Retinal and RPE changes associated with various drug and chemical toxicities have previously been reviewed [1, 18, 44, 86, 128, 129]. Alterations involving the sensory retina consist of vascular changes, degeneration of ganglion cells, degeneration of photoreceptors, degeneration of other neurons, and reactive glial cells. Müller cells may be a target of toxicity, such as in D, L α-aminoadipic acid toxicity, with changes consisting of cytoplasmic vacuolation and necrosis [130]. Some compounds, such as trimethyltin, fenthion, and D,L-2-amino-3-phosphonopropionate, may produce alterations in more than one type of retinal cell [18, 44] (Fig. 6.14). Trimethyltin most frequently and most severely affects the inner segments of photoreceptors resulting in intracytoplasmic, membrane-bound vacuoles and dense bodies, but changes are also present in ganglion cells and neurons of the INL [131]. D,L-2-amino-3-phosphonopropionate is structurally related to aspartate, an excitatory amino acid neurotransmitter, and causes severe degeneration of all retinal layers of the neonatal rat.

The predicative value of retinal findings in laboratory animals with respect to the determination of ocular toxicity may vary between rodent and nonrodent species and between animals and humans [132]. For example, enrofloxacin is an antimicrobial agent that has interspecies differences in sensitivity to retinal toxicity [133, 134]. Changes include acute blindness, ophthalmoscopic evidence of increased tapetal reflectivity, attenuation and loss of retinal blood vessels, and changes in tapetal coloration [133, 134].

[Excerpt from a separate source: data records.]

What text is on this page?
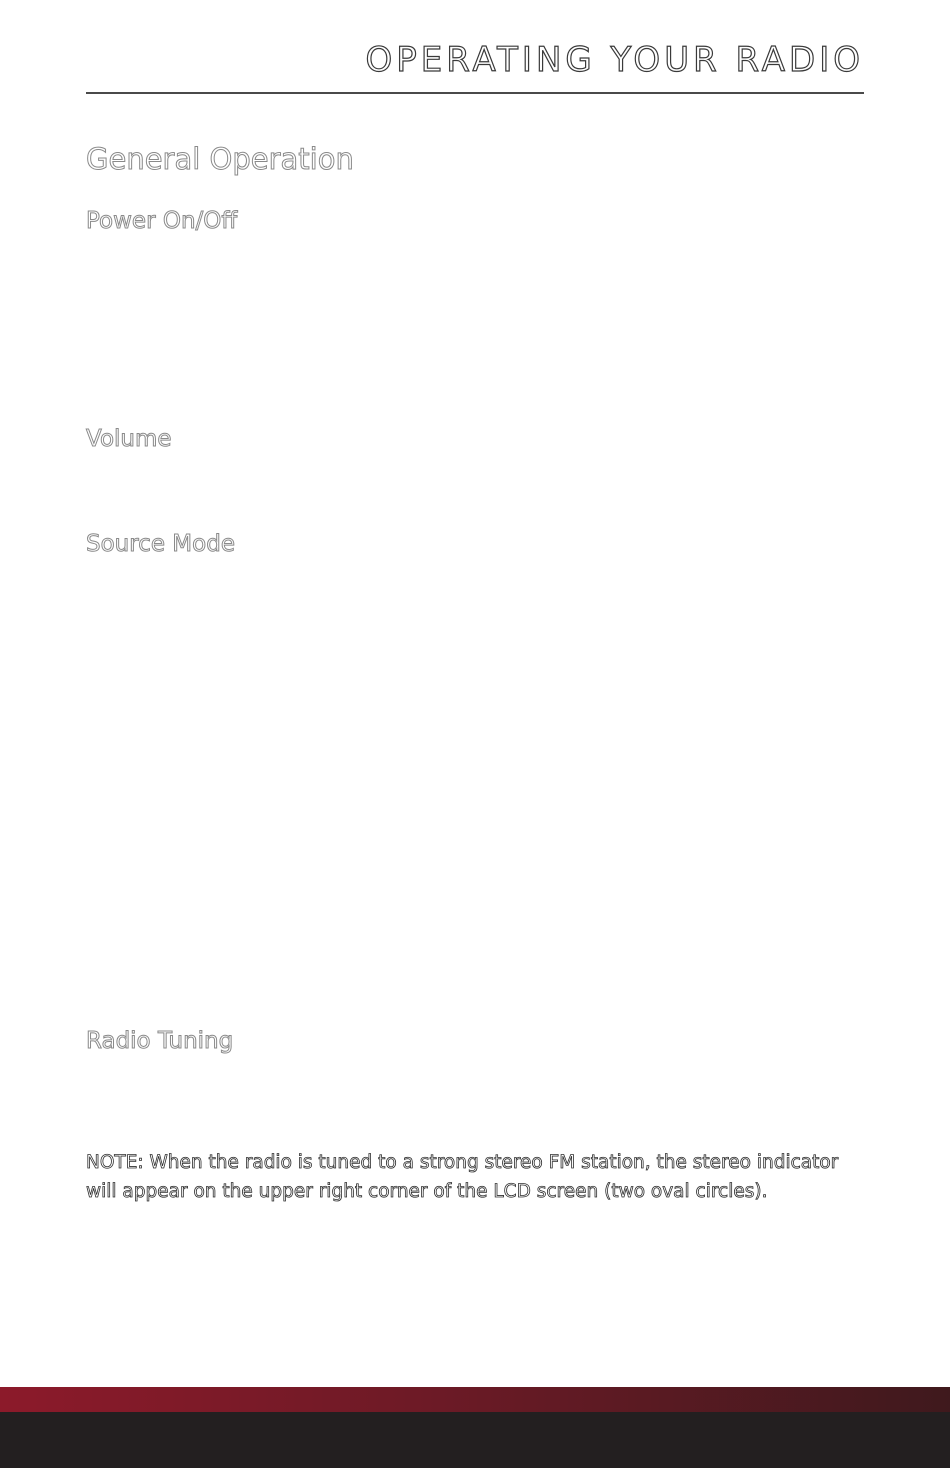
OPERATING YOUR RADIO
General Operation
Power On/Off
Volume
Source Mode
Radio Tuning

NOTE: When the radio is tuned to a strong stereo FM station, the stereo indicator will appear on the upper right corner of the LCD screen (two oval circles).
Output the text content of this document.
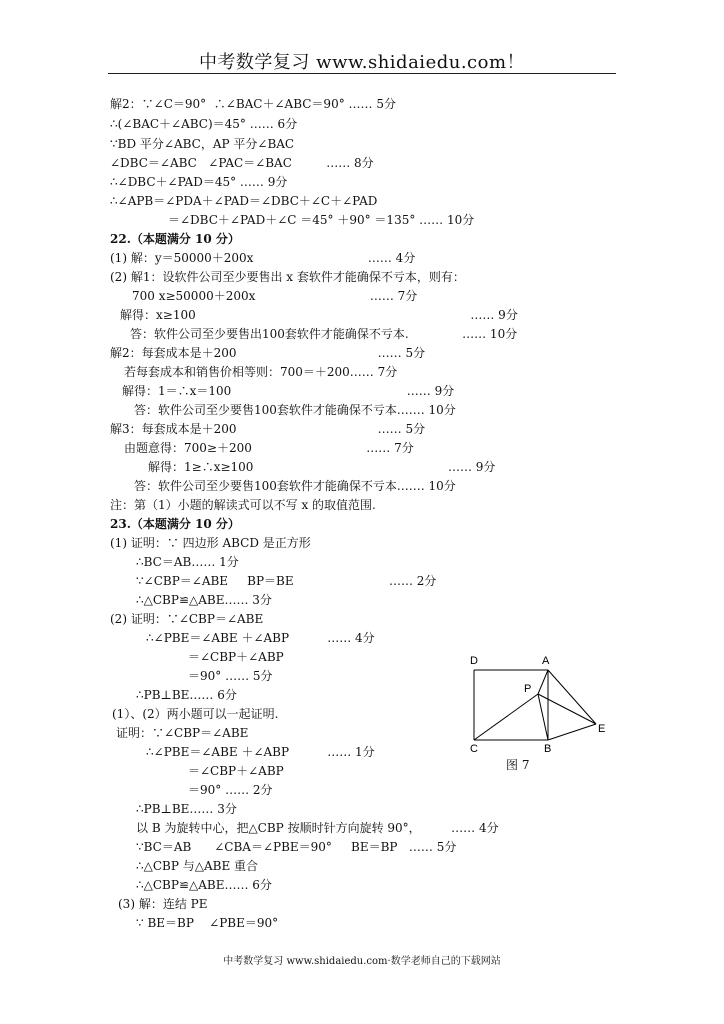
中考数学复习 www.shidaiedu.com！
解2：∵∠C＝90°  ∴∠BAC＋∠ABC＝90° …… 5分
∴(∠BAC＋∠ABC)＝45° …… 6分
∵BD 平分∠ABC，AP 平分∠BAC
∠DBC＝∠ABC   ∠PAC＝∠BAC         …… 8分
∴∠DBC＋∠PAD＝45° …… 9分
∴∠APB＝∠PDA＋∠PAD＝∠DBC＋∠C＋∠PAD
＝∠DBC＋∠PAD＋∠C ＝45° ＋90° ＝135° …… 10分
22.（本题满分 10 分）
(1) 解：y＝50000＋200x                              …… 4分
(2) 解1：设软件公司至少要售出 x 套软件才能确保不亏本，则有：
700 x≥50000＋200x                              …… 7分
解得：x≥100                                                                        …… 9分
答：软件公司至少要售出100套软件才能确保不亏本.              …… 10分
解2：每套成本是＋200                                     …… 5分
若每套成本和销售价相等则：700＝＋200…… 7分
解得：1＝∴x＝100                                              …… 9分
答：软件公司至少要售100套软件才能确保不亏本.…… 10分
解3：每套成本是＋200                                     …… 5分
由题意得：700≥＋200                              …… 7分
解得：1≥∴x≥100                                                   …… 9分
答：软件公司至少要售100套软件才能确保不亏本.…… 10分
注：第（1）小题的解读式可以不写 x 的取值范围.
23.（本题满分 10 分）
(1) 证明：∵ 四边形 ABCD 是正方形
∴BC＝AB…… 1分
∵∠CBP＝∠ABE     BP＝BE                         …… 2分
∴△CBP≌△ABE…… 3分
(2) 证明：∵∠CBP＝∠ABE
∴∠PBE＝∠ABE ＋∠ABP          …… 4分
＝∠CBP＋∠ABP
＝90° …… 5分
∴PB⊥BE…… 6分
(1）、(2）两小题可以一起证明.
证明：∵∠CBP＝∠ABE
∴∠PBE＝∠ABE ＋∠ABP          …… 1分
＝∠CBP＋∠ABP
＝90° …… 2分
∴PB⊥BE…… 3分
以 B 为旋转中心，把△CBP 按顺时针方向旋转 90°，        …… 4分
∵BC＝AB      ∠CBA＝∠PBE＝90°     BE＝BP   …… 5分
∴△CBP 与△ABE 重合
∴△CBP≌△ABE…… 6分
(3) 解：连结 PE
∵ BE＝BP    ∠PBE＝90°
D	A
P
E
C	B
图 7
中考数学复习 www.shidaiedu.com·数学老师自己的下载网站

Retinal lesions in animals may be difficult to correlate to retinal lesions in humans. Some drugs (e.g., ethambutol) that cause retinal lesions in laboratory animals do not appear to cause visual disturbances or retinal changes in humans [135]. The toxicity may be related to melanin binding. Drugs that bind to melanosomes can alter ion composition, especially calcium. Melanin may also have biochemical differences among species. Melanin in the RPE of hamsters is ultrastructurally different than the melanin in mice and this difference may account for interspecies differences in retinal toxicity [136].

Vigabatrin (gamma-vinyl GABA), an enzyme-activated, irreversible inhibitor of GABA transferase, is associated with visual disturbance in human patients. Patients treated with vigabatrin had peripheral field visual defects, but the macula was spared [137]. The precise pathology was unclear [138]. In a preclinical 90-day rat study, there was mild disorganization of the ONL and displacement of photoreceptor nuclei. These changes were more prominent in the periphery of the retina and occurred as dose-related findings in albino Sprague-Dawley rats, but not in the retina of pigmented Lister-Hooded rats [50, 137]. It is thought that vigabatrin is detoxified by melanin [139, 140].